Tyler's woken up all stuffy this morning, and Paige is all Hyper so I'm gunna have a fun day. It's raining here this morning and have to catch a taxi to drop Tyler of at Daycare then walk to the bus stop and catch a bus to the Hyperdome (big shopping centre) to pick up Tylers birthday layby. He's 3 tomorrow Geez time flies soo fast it's scary.
Well anyway I hope all you guys have a good day and all the teething and sick bubs are doing better today.
Catch ya Ellie
finally put him in cot at 11pm he winged called out but settled pretty quick I think he had a belly ache, did a massive #2 and farted heaps before he went down *sigh* except he was up at 7.30am and I am so tired *yawn* cause after he went down I got bottles done, ironed jase uniform but turns out today is show holiday nobody told me :lol: so that was a waste of 10min or so, plus he watched me get his lunch ready and didn't say anything grrrrrrrr!!!!!!!!!
anyway Jack is napping so I am going to go shower before he wakes :)
It was the night from he!! last night.

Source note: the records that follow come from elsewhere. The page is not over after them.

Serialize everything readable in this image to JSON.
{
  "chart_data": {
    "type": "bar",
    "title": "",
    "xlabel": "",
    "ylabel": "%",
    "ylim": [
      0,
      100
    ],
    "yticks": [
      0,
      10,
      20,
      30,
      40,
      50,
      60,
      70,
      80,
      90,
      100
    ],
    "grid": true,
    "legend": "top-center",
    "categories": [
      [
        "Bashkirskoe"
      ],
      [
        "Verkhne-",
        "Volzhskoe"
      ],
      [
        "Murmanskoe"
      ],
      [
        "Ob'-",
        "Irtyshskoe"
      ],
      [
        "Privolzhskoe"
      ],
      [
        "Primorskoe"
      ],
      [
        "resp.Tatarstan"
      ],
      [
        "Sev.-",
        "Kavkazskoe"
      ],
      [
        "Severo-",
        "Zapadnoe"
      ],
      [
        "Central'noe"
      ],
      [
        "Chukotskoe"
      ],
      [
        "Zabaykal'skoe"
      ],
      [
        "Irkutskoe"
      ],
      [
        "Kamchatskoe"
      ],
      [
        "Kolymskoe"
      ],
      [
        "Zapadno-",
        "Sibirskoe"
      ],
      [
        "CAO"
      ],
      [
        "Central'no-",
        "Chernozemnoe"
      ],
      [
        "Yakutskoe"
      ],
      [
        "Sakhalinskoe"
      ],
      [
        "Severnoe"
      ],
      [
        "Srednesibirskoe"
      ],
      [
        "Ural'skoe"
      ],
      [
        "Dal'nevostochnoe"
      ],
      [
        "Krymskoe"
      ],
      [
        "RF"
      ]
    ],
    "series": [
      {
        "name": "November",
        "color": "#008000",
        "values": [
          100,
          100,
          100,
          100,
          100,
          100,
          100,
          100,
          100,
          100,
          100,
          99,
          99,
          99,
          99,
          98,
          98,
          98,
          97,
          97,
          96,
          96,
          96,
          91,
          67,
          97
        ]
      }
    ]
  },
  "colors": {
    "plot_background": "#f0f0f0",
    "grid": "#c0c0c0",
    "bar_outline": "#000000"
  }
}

Jett as up screaming every hour or two and I have had the worlds cr@ppest sleep ever. After rocking him and getting frustrated stupid ol' me finally figured out what was wrong.
He's cut his two top teeth!
I didnt think they were going to cut for weeks seeing as I only just noticed them yesterday but nope here they are. I want him to stop with the teeth for awhile though, he doesnt need anymore yet and I need some sleep.
I must say Nessa, the teething paste you sent me works wonders, he stopped screaming as soon as I put it on. Any chance I could get some more?
Supposed to be going out to a playcentre today but its pouring rain. Trying to decide if I really want to brave it or not.
Jodi - Im sorry to hear El Nino is being difficult. Maybe it is the pregnancy because Ive noticed Jett is starting to become a bit clingy with me since I found out esp when he is tired or unhappy.
Anna, I know you are just venting and I can appreciate that in small doses, but please bear in mind that some of us (me!) might find comments like this a little hurtful when we are trying so hard to fall pg. Right now, I would happily without complaining have sleepless nights, morning sickness and all the other pregnancy complaints just to have another beautiful bubba in my life.:
Oh my god. Someone shoot me. Why did I think it would be nice having another baby? WHY would I want to go through this again!???
ETA: I'm sure you mean no harm by your comments, especially as you had such a hard time falling pg with Jett so you know just how upsetting hearing other peoples' comments can be. OK, whinge over, I just needed to get that said. Please try to be positive and enjoy every minute of your precious pregnancy!
No worries Anna point taken.
Thats cool Ness, what do I owe you?
Are you able to get me two jars of the gel? I'll transfer $$ into your account when you give me the ok :)
Nessa, just get me one jar then, I dont want to put you out :)
Ive been thinking and Im sorry if I did offend anyone with my comments. Its certainly not easy for me to get or stay pregnant so I fully understand how the comments I made might be a bit hard for someone to hear but I remember thinking the same thing when I was TTC my first and saying that I would give anything for morning sickness and all the horrors of pregnancy. Ive learnt my lesson though, its not all peachy on the pregnancy side either. I became a pregnancy complainer just like everyone else. Doesnt mean I want this baby any less or regret my decision to have it, I just didnt realise how tiring being pregnant with a child under 2 would be. I think I will keep my pregnancy to myself and only share it on the pregnancy boards and just talk about Jett here that way I wont offend anyone else because I absolutely cannot guarantee no more complaints and I think we all know Im being realistic when I say that.